Don Sergio, sacerdote relativamente giovane, è stato portato via prematuramente dalla malattia, lasciando un vuoto che interpella e invita al silenzio orante
Catanzaro - La riflessione dell’Arcivescovo Metropolita di Catanzaro-Squillace S.E. Mons. Claudio Maniago sulla morte di don Sergio Iacopetta attraversa la comunità diocesana con sobrietà e profondità. È il dolore di una Chiesa colpita da una perdita vicina, concreta, che tocca il cuore di presbiteri e fedeli. Don Sergio, sacerdote relativamente giovane, è stato portato via prematuramente dalla malattia, lasciando un vuoto che interpella e invita al silenzio orante.
«Seguimi»: il senso di una vita
Nel suo sguardo pastorale, Mons. Maniago ha riletto la vita di don Sergio alla luce di una parola essenziale del Vangelo: «Seguimi». È la chiamata che sta all’origine di ogni vocazione e che permette di comprendere anche una vita segnata dalla sofferenza. Una vita che, pur nella sua brevità, non è stata incompleta, ma piena perché vissuta come risposta, come adesione quotidiana al Signore nel ministero e nel servizio al popolo di Dio.
La speranza che non delude
La riflessione dell’Arcivescovo si apre così alla speranza cristiana. La vita di don Sergio non è stata interrotta, ma consegnata a Dio. Nella comunione dei santi, il suo servizio continua ora in una forma nuova: nella preghiera, accanto al Signore, per la Diocesi e per il suo Vescovo. È una continuità che consola e sostiene, soprattutto nel tempo della prova.

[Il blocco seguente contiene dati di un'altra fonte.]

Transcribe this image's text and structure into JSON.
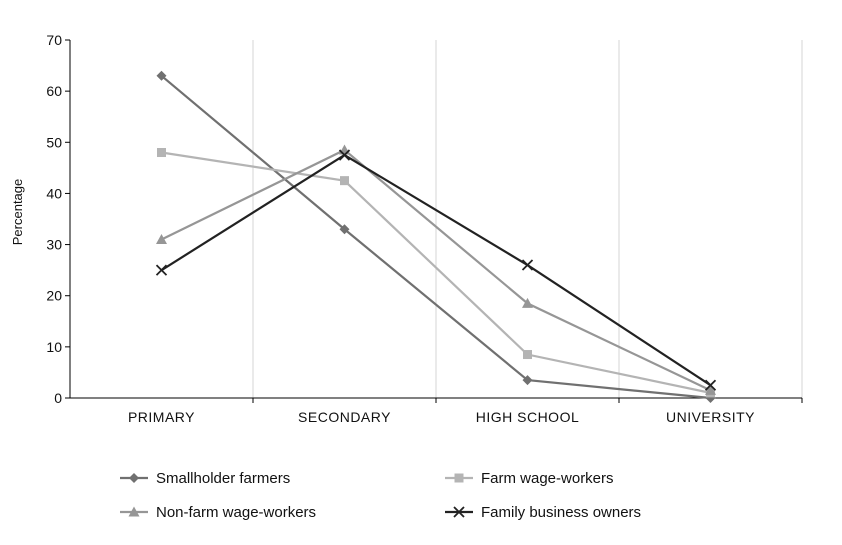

Una testimonianza che resta
Nel dolore della separazione, la Chiesa di Catanzaro-Squillace custodisce il ricordo di don Sergio con gratitudine e affidamento. La sua esistenza resta come segno di una vocazione accolta e vissuta fino in fondo, anche quando il cammino si è fatto più faticoso. Una vita donata al Vangelo che trova in Dio il suo compimento e continua a parlare alla comunità.